The first specimens of Australopithecus robustus were, it was thought, about 2 million years old (Johanson and Edey 1981, p. 283). But the Black Skull, with its Australopithecus boisei features, including the largest cranial crest of any hominid (Shipman 1986, p. 91), was 2.5 million years old. Shipman believed this meant that Australopithecus boisei and the boisei-like Black Skull could not be descended from Australopithecus robustus, as believed by Johanson and others.

So where does that leave us? Here is one possibility suggested by Shipman. On our hominid family tree, we could now go from Australopithecus afarensis up one branch to Australopithecus africanus. Then from Australopithecus africanus could come two separate branches. On one branch is Australopithecus robustus and on the other Australopithecus boisei and the boisei-like Black Skull. In other words, instead of deriving Australopithecus boisei from Australopithecus robustus, both originate from Australopithecus africanus.

But perhaps not. “All known africanus skulls share many features that are derived, i.e, advanced, relative to those of the new skull, such as a moderate flexion or angling of the base of the cranium and a deep jaw joint with a bony lump in front of it,” said Shipman (1986, p. 91).

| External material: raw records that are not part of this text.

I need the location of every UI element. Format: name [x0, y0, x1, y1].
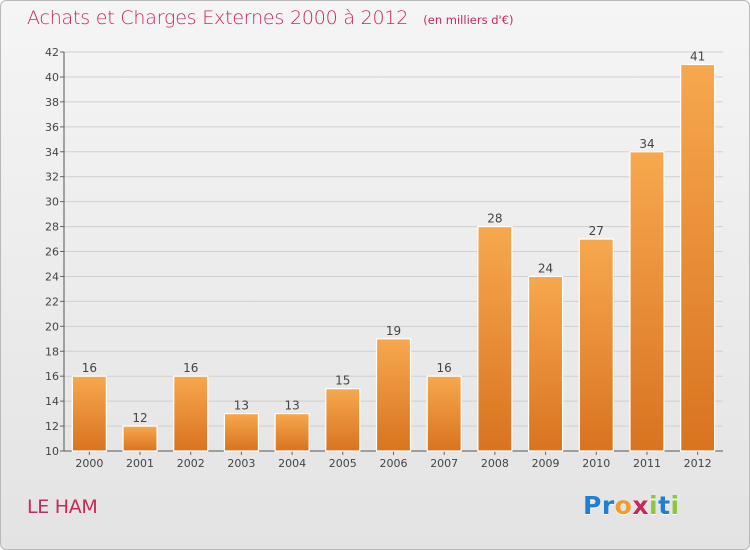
- bar-2003: [223, 412, 260, 452]
- chart-unit: (en milliers d'€): [423, 13, 514, 27]
- value-label-2006: 19: [386, 324, 401, 338]
- y-tick-label-26: 26: [45, 246, 59, 259]
- x-tick-label-2006: 2006: [380, 457, 408, 470]
- logo-letter: o: [614, 491, 633, 520]
- logo-letter: i: [670, 491, 680, 520]
- value-label-2003: 13: [234, 399, 249, 413]
- x-tick-label-2011: 2011: [633, 457, 661, 470]
- logo-letter: i: [649, 491, 659, 520]
- value-label-2004: 13: [284, 399, 299, 413]
- value-label-2011: 34: [639, 137, 654, 151]
- bar-2004: [274, 412, 310, 452]
- logo-letter: P: [583, 491, 602, 520]
- y-tick-label-30: 30: [45, 196, 59, 209]
- bar-2012: [680, 63, 716, 452]
- bar-2007: [426, 375, 462, 452]
- axis-layer: 10 12 14 16 18 20 22 24 26 28 30 32 34 36 38 40 42: [45, 46, 723, 458]
- x-tick-label-2005: 2005: [329, 457, 357, 470]
- y-tick-label-36: 36: [45, 121, 59, 134]
- bar-2006: [375, 338, 412, 452]
- x-tick-label-2009: 2009: [532, 457, 560, 470]
- x-tick-label-2003: 2003: [227, 457, 255, 470]
- y-tick-label-16: 16: [45, 370, 59, 383]
- x-tick-label-2000: 2000: [75, 457, 103, 470]
- x-tick-label-2007: 2007: [430, 457, 458, 470]
- x-tick-label-2004: 2004: [278, 457, 306, 470]
- y-tick-label-14: 14: [45, 395, 59, 408]
- y-tick-label-42: 42: [45, 46, 59, 59]
- location-label: LE HAM: [27, 496, 98, 518]
- logo-letter: x: [632, 491, 649, 520]
- y-tick-label-34: 34: [45, 146, 59, 159]
- y-tick-label-22: 22: [45, 295, 59, 308]
- logo-letter: r: [601, 491, 615, 520]
- x-tick-label-2012: 2012: [684, 457, 712, 470]
- bar-2002: [173, 375, 209, 452]
- value-label-2010: 27: [589, 224, 604, 238]
- label-layer: 16 2000 12 2001 16 2002 13 2003 13 2004 15 2005 19 20…: [75, 49, 711, 470]
- bar-2000: [71, 375, 107, 452]
- y-tick-label-12: 12: [45, 420, 59, 433]
- y-tick-label-20: 20: [45, 320, 59, 333]
- value-label-2012: 41: [690, 49, 705, 63]
- x-tick-label-2002: 2002: [177, 457, 205, 470]
- proxiti-logo: Proxiti: [583, 491, 680, 520]
- y-tick-label-18: 18: [45, 345, 59, 358]
- value-label-2008: 28: [487, 212, 502, 226]
- bar-2005: [325, 388, 361, 452]
- value-label-2001: 12: [132, 411, 147, 425]
- x-tick-label-2008: 2008: [481, 457, 509, 470]
- value-label-2000: 16: [82, 361, 97, 375]
- x-tick-label-2001: 2001: [126, 457, 154, 470]
- bar-2009: [527, 275, 564, 452]
- value-label-2002: 16: [183, 361, 198, 375]
- x-tick-label-2010: 2010: [582, 457, 610, 470]
- value-label-2009: 24: [538, 261, 553, 275]
- y-tick-label-38: 38: [45, 96, 59, 109]
- y-tick-label-28: 28: [45, 221, 59, 234]
- value-label-2007: 16: [437, 361, 452, 375]
- y-tick-label-10: 10: [45, 445, 59, 458]
- y-tick-label-32: 32: [45, 171, 59, 184]
- bar-2010: [578, 238, 614, 452]
- bar-2011: [629, 151, 665, 452]
- chart-title: Achats et Charges Externes 2000 à 2012: [27, 7, 409, 29]
- bar-layer: [71, 63, 716, 452]
- logo-letter: t: [658, 491, 671, 520]
- bar-2008: [477, 225, 513, 452]
- title-row: Achats et Charges Externes 2000 à 2012 (…: [27, 7, 513, 29]
- value-label-2005: 15: [335, 374, 350, 388]
- bar-2001: [122, 425, 158, 452]
- y-tick-label-24: 24: [45, 270, 59, 283]
- y-tick-label-40: 40: [45, 71, 59, 84]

So, according to Shipman, another possibility now emerges—that Australopithecus africanus, although ancestral to Australopithecus robustus, might not have been ancestral to Australopithecus boisei and the boisei-like Black Skull.

This leaves us with a three-branched family tree. Down at the bottom we still have Australopithecus afarensis. Above are three branches—the Homo line on the first, Australopithecus boisei and the Black Skull on the second, and then Australopithecus africanus on the third, leading to Australopithecus robustus.

But Shipman pointed out that it then becomes difficult to account for the fact that Australopithecus boisei and Australopithecus robustus are so similar. If Australopithecus robustus came from Australopithecus africanus and Australopithecus boisei from Australopithecus afarensis, then Australopithecus boisei and Australopithecus robustus would have had to develop their robust similarities independently by parallel evolution, something that is possible but unlikely.

According to Shipman, another way to explain the similarities between Australopithecus boisei and Australopithecus robustus is to propose that Australopithecus robustus was not descended from Australopithecus africanus and that Australopithecus robustus and Australopithecus boisei had a common ancestor besides Australopithecus africanus—perhaps Australopithecus afarensis.

So now we have a four-branched tree, with Australopithecus afarensis at the bottom. Above are the Homo line, Australopithecus africanus, Australopithecus robustus, and Australopithecus boisei, all separate from each other.

Shipman found it very hard to believe that a single species, Australopithecus afarensis, could have given rise to four separate lineages. So where did the four new species come from?

Shipman suggested that one should take a very hard look at the idea that Australopithecus afarensis represents just one sexually dimorphic species. She pointed out, as we have discussed in Section 11.9.8, that some scientists have concluded that “at least two species of Australopithecus and possibly Homo are mistakenly lumped together into afarensis” (Shipman 1986, p. 90).

Walker said it is likely that “the specimens identified as Australopithecus afarensis include two species, one of which directly gives rise to Australopithecus boisei” (Walker et al. 1986, p. 522).

How did Johanson respond to the discovery of the boisei-like Black Skull? He admitted that the Black Skull complicated things, making it impossible to arrange Australopithecus africanus, Australopithecus robustus, and Australopithecus boisei in a single line of succession coming from Australopithecus afarensis. Johanson proposed 4 possible arrangements of these species, along the lines we have been discussing, without suggesting which one was correct (Johanson and Shreeve 1989, p. 126). There was, he said, not yet enough evidence to decide among them.